Ratio of vitreous to plasma levels of Annexin V⁺ (AnnV+), platelet (CD41⁺), and endothelial (CD144⁺) microparticles (MPs) in control and diabetic patients with either PDR or NPDR. *Ratio significantly greater than unity.

FIG. 4.

Vitreous levels of Annexin V⁺ (AnnV+) (A), platelet (CD41⁺) (B), endothelial (CD144⁺) (C), and retinal (PNA⁺) (D) microparticles in control subjects (open bars) and diabetic patients with PDR (gray bars) who underwent either no or incomplete laser panphotocoagulation (PRP), complete PRP, or intravitreal injection of Bevacizumab prior to vitrectomy. *Significantly different when comparing patients with PDR with those with no or incomplete PRP.

FIG. 5.

A: HUVECs proliferation assay (n = 4). ³H-thymidine incorporation with the vehicle (vitreous supernatant) was used as the baseline (100%).
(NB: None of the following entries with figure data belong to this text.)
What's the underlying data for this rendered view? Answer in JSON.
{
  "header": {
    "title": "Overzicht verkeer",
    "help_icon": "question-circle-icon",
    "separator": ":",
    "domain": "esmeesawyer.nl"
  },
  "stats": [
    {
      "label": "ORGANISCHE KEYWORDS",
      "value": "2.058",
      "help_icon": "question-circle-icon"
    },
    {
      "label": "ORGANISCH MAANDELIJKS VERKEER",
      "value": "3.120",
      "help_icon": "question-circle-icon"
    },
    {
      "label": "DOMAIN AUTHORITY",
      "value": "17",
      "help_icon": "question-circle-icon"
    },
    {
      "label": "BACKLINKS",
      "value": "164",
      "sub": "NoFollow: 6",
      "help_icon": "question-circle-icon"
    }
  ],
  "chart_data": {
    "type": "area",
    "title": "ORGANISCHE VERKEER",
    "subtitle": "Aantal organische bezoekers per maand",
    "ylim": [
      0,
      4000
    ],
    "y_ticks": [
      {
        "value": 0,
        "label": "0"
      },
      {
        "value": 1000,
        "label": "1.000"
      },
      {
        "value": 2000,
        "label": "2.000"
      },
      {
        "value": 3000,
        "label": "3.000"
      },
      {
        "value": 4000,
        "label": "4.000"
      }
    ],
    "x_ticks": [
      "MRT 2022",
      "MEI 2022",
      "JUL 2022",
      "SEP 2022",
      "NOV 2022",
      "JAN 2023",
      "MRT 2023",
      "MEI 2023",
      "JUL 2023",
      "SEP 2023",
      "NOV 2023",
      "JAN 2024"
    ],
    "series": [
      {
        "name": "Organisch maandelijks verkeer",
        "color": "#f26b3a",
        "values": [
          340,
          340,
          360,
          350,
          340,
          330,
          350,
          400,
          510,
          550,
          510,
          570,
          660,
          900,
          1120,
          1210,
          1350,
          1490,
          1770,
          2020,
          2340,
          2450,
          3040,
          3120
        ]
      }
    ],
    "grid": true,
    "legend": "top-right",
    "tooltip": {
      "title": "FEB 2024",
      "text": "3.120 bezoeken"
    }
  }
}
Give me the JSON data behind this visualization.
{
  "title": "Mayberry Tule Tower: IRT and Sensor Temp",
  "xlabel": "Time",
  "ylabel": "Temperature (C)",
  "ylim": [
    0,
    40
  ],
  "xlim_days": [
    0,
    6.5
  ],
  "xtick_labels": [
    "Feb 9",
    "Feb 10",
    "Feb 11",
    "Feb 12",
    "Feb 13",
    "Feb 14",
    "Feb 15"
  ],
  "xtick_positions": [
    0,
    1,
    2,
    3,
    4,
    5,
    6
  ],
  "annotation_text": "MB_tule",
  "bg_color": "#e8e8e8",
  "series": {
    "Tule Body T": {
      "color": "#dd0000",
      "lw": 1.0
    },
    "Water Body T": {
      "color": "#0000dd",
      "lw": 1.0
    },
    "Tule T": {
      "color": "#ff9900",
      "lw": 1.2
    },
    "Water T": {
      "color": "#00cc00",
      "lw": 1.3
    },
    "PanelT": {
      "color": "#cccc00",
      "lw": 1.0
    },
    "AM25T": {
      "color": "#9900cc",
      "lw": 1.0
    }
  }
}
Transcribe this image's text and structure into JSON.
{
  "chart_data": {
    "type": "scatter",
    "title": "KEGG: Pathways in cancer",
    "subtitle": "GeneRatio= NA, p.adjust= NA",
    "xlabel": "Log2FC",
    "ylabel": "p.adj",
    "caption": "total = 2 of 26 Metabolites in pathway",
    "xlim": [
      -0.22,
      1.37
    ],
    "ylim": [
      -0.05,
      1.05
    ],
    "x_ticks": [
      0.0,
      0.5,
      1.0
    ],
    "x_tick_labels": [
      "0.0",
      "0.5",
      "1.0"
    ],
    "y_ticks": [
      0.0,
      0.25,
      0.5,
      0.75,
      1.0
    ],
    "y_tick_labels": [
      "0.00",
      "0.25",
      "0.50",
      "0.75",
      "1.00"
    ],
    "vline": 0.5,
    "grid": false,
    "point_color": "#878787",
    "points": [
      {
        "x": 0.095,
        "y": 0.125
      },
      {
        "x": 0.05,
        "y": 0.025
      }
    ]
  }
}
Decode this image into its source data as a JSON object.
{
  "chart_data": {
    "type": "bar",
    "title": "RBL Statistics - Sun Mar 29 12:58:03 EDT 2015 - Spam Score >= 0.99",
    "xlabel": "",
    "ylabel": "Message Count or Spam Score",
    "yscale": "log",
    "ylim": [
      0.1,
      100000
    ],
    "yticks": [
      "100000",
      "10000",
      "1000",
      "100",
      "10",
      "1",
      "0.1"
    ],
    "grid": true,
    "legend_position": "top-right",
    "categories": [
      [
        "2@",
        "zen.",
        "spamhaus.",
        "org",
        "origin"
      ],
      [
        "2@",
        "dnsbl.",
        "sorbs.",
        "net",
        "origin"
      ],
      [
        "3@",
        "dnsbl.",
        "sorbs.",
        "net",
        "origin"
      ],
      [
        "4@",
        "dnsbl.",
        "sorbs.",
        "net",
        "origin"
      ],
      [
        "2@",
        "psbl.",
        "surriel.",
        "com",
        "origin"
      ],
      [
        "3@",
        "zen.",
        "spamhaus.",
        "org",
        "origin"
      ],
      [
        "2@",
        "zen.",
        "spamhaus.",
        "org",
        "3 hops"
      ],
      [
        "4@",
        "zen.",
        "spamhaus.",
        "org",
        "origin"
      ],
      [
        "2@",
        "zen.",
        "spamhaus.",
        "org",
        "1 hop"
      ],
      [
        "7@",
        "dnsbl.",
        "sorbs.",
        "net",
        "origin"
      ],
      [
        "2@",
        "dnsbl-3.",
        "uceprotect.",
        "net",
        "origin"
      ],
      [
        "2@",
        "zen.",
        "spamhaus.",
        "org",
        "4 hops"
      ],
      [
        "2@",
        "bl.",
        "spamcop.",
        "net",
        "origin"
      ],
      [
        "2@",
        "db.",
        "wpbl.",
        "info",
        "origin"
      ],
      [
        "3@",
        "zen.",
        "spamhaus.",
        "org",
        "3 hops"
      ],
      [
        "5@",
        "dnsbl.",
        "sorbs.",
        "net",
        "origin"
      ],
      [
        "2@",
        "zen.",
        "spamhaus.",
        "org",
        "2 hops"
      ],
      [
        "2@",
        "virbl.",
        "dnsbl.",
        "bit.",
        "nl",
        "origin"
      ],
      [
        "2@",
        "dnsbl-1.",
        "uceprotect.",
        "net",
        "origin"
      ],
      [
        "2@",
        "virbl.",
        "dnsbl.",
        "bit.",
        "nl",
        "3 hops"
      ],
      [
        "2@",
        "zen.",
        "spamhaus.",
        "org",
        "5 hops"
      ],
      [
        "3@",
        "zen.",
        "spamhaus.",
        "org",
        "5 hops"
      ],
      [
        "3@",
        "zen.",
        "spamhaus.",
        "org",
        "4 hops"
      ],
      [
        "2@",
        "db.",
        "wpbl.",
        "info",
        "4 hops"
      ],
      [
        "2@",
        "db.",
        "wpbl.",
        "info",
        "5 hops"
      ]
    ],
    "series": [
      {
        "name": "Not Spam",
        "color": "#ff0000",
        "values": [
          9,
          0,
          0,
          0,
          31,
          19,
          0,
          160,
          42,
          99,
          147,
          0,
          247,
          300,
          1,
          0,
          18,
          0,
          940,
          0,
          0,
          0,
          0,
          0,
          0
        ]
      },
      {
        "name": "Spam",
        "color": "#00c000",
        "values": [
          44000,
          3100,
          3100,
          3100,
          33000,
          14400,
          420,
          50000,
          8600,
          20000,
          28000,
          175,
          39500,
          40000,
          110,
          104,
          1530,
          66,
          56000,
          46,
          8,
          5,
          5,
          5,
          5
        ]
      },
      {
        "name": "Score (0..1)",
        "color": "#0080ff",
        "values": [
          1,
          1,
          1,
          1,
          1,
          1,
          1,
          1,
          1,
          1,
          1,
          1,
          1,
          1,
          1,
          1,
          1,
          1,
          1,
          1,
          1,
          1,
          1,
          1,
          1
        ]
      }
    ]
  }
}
Levels of ³H-thymidine incorporation are represented with endothelium cell basal medium (Dulbecco's modified Eagle's medium [DMEM]), FCS (2%), and vitreous microparticles (MPs). Vitreous microparticles (estimated as 65 CD144⁺ microparticles/μl for the endothelial subpopulation) increased ³H-thymidine incorporation by 1.6-fold compared with vehicle (vitreous supernatant without CD144⁺ microparticles) (*P = 0.029). FCS (10%) increased it by 2.4-fold (**P = 0.003). B: Matrigel scoring and angiogenesis assay. Serial sections of Matrigel were quantified by two independent pathologists. The presence of capillary structures with massive cells invasion was noticed (2). In some plugs, angiogenesis response was limited to cell invasion (1). Low concentration of vitreous microparticles (10 EMP/μl; 5,000 EMPs added to 500 μl Matrigel) induced endothelial cell migration (score 1; n = 6) and new vessel formation (score 2; n = 3) compared with vitreous supernatant (score 0; n = 12) (P = 0.001). (A high-quality digital representation of this figure is available in the online issue.)